Bacon sizzles and pops in my iron pan.  Alison shuffles behind me on the kitchen tiles in slippers that sound too large for her.  I look out of the back window at the falling snow, already coating the yard with white – broken only by the leaves I should have raked, now poking awkwardly through the white like casualties in my war with the shedding oak.
   Snow is not a welcome sight.  At least, to me.  But to our friends, who have traveled from Florida to experience winter, it is a delight.  I step outside for a moment, to try to see the snow through Floridian eyes. 

   I am reminded of two remarkable things about snow.  Visually, snow leeches out of the landscape its color, making sky and ground a familial pale gray.  Granted, there wasn’t much color beforehand, in the somber umbers of winter.  But a covering of snow makes every patch of hue – a cardinal in the tree, a neighbor’s green house – isolated and minimalized.

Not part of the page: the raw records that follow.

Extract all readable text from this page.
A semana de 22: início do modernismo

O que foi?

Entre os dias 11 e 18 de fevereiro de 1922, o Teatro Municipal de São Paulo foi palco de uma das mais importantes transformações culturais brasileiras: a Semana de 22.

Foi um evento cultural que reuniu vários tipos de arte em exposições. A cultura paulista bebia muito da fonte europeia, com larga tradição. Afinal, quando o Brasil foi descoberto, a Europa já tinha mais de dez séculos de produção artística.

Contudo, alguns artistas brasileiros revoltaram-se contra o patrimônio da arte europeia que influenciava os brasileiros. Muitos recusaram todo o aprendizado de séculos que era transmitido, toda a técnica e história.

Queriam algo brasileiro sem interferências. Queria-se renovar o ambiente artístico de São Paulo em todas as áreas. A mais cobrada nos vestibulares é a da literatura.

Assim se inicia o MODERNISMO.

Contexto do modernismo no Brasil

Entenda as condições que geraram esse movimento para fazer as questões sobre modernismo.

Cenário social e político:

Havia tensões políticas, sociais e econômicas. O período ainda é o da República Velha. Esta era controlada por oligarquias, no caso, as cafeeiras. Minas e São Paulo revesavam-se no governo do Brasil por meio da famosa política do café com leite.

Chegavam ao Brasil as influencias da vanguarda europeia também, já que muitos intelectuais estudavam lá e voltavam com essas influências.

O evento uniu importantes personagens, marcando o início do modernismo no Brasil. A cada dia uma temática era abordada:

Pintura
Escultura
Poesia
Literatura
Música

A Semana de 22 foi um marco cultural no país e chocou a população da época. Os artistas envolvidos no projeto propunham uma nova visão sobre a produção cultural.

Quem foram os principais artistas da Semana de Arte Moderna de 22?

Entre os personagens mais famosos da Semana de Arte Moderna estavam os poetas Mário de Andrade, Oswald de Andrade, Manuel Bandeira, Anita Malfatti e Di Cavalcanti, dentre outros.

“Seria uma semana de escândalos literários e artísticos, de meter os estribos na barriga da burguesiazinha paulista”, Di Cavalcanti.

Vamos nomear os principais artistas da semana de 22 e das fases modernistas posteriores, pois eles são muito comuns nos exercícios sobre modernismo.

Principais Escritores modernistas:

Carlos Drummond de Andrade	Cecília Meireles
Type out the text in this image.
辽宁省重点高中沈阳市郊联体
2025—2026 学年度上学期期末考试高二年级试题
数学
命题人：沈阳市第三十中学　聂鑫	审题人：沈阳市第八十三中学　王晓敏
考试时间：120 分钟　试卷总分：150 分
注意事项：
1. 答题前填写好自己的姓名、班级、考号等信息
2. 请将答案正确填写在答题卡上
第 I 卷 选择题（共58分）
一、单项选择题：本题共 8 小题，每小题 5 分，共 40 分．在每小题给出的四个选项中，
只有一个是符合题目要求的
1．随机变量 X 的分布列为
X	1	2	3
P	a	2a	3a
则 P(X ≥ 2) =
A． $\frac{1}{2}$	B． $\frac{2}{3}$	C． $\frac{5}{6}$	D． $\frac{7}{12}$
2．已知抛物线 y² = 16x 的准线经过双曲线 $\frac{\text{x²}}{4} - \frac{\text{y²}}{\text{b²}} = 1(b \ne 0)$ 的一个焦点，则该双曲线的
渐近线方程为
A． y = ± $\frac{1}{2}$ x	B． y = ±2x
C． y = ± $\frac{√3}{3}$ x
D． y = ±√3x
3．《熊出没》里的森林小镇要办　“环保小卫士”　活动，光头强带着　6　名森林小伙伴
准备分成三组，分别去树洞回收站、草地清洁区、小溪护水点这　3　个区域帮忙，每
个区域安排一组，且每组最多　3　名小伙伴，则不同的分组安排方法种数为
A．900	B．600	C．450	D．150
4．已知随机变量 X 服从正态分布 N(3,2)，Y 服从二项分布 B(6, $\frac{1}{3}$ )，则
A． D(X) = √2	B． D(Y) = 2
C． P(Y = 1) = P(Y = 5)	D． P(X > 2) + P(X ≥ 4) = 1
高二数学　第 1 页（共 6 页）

   Then there is the other subtraction: sound.  Silence also dominates, as if the falling flakes intercept each noise and weigh it to the ground.  I strain to catch any sound.  Chickadees in the hedge chitter as if to reward me.

   It is entirely appropriate on this, my first 8:18 post, to be reminded of the gifts that sound and color are.  We take so many things for granted.

Great Father, weaver of the world, what pleasures you scatter around us for senses that are engaged.  Overwhelming beauty, infinite variety abound.  Thank for sounds and sights.  And for the snow today, and that we have no place to go.  For the coziness of the house, for the anticipation of friends visiting, I am truly grateful.